Story and song and query and lung breathe at the core of these poems; they are exhaled—physically—as the (nearly) visible product of a mind ceaselessly roaming the corridors of meaning, restlessly pacing the halls of existence . . . fiercely flying in the face of tradition.  And to what end? To make, as he has, an amalgam of flesh and spirit, profanity and profundity, of such equal parts that it is impossible to distinguish the ordinary from the astonishing.

These poems are smart; their play is all work; they make their meanings meaningful.  At their heart is a deep questing, religious fervor embedded in childhood, a religious rage for order and explanation…

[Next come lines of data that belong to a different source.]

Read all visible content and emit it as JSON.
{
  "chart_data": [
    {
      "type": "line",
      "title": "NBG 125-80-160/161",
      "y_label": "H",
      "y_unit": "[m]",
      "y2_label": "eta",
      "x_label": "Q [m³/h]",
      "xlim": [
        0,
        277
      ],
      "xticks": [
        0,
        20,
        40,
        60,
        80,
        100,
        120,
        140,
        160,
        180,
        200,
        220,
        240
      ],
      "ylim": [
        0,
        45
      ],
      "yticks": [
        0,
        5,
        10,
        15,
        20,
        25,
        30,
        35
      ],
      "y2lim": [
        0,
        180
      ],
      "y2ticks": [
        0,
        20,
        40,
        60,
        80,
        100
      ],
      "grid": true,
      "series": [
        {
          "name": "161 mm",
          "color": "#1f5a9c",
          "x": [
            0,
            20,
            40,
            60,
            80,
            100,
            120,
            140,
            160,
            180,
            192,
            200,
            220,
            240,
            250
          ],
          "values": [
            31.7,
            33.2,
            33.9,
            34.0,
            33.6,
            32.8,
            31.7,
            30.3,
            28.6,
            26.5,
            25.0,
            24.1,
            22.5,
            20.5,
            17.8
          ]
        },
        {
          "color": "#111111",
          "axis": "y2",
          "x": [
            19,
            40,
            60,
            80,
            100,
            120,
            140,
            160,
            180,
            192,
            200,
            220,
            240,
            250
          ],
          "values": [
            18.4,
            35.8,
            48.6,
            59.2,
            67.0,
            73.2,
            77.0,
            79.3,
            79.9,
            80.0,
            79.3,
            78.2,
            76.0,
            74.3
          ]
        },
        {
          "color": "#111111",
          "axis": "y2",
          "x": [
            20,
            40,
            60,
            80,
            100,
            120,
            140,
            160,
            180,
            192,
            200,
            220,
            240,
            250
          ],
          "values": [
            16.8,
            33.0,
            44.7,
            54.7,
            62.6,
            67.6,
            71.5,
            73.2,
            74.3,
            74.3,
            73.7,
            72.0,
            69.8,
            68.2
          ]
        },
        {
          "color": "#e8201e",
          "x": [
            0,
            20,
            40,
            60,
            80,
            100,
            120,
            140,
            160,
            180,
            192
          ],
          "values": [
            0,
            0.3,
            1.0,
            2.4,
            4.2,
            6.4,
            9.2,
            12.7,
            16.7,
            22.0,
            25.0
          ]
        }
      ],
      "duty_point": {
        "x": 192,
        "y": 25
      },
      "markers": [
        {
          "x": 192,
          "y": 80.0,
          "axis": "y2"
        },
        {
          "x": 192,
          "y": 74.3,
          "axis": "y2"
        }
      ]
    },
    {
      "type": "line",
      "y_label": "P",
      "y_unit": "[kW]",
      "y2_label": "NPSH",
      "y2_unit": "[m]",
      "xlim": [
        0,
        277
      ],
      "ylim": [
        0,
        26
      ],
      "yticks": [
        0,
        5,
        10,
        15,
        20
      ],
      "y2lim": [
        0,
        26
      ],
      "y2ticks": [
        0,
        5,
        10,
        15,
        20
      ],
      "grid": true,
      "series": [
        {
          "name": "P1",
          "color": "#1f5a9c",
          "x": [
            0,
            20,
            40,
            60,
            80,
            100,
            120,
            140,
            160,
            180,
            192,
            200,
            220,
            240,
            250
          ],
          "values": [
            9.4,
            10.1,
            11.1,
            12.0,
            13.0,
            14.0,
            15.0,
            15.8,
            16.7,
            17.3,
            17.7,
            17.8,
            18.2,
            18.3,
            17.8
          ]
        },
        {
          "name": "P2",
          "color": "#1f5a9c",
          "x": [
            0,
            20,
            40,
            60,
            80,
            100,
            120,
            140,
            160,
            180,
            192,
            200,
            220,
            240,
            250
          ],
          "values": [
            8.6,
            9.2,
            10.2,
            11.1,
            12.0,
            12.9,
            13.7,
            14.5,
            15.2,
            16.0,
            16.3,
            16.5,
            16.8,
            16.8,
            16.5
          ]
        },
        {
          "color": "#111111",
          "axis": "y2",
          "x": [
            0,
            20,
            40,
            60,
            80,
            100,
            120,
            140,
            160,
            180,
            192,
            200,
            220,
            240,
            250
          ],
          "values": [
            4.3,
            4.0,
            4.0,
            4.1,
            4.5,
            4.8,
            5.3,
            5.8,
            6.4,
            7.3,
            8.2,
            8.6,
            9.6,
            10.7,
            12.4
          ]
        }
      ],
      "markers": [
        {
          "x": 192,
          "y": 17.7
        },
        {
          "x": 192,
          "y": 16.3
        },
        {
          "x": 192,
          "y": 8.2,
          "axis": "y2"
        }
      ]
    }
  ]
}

These are important, innovative poems . . . they have the feel of a new and intriguing direction—one that I predict will make Bruce Beasley’s reputation as a groundbreaking poet in the years to come.

–Judith Kitchen, Georgia Review

[Beasley] is, above all, a poet of spiritual ardor, a dyspeptic believer in the Geoffrey Hill mode, and Beasley’s penchant for complicated nonce forms, although they sometimes come across as nutty Rube Goldberg constructions, attest above all to his cranky devotional fervor…His many allusions to mystical esoterica—Meister Eckart, Julian of Norwich, the Gnostic gospels and the Corpus Hermeticuum, (not to mention plain old Bible verse)—are evidence not merely of Beasley’s learnedness, but also of his belief in the poem as a kind of heterorthodox spiritual exercise; he is a postmodern descendant of Herbert, Traherne, and Vaughn. Aside from Hill and . . . Charles Wright, there are few contemporary poets who can keep such august company… Like Robert Duncan, who was also powerfully drawn to Gnostic and Hermetic thought, Beasley’s reading in mysticism has, above all, animated his lyrical acuity. He draws from these traditions not merely for their substance but also to enhance his musical chops. And when he displays those chops, the results can be majestic. . . a fluency and rhetorical control that no other poet of his generation can match.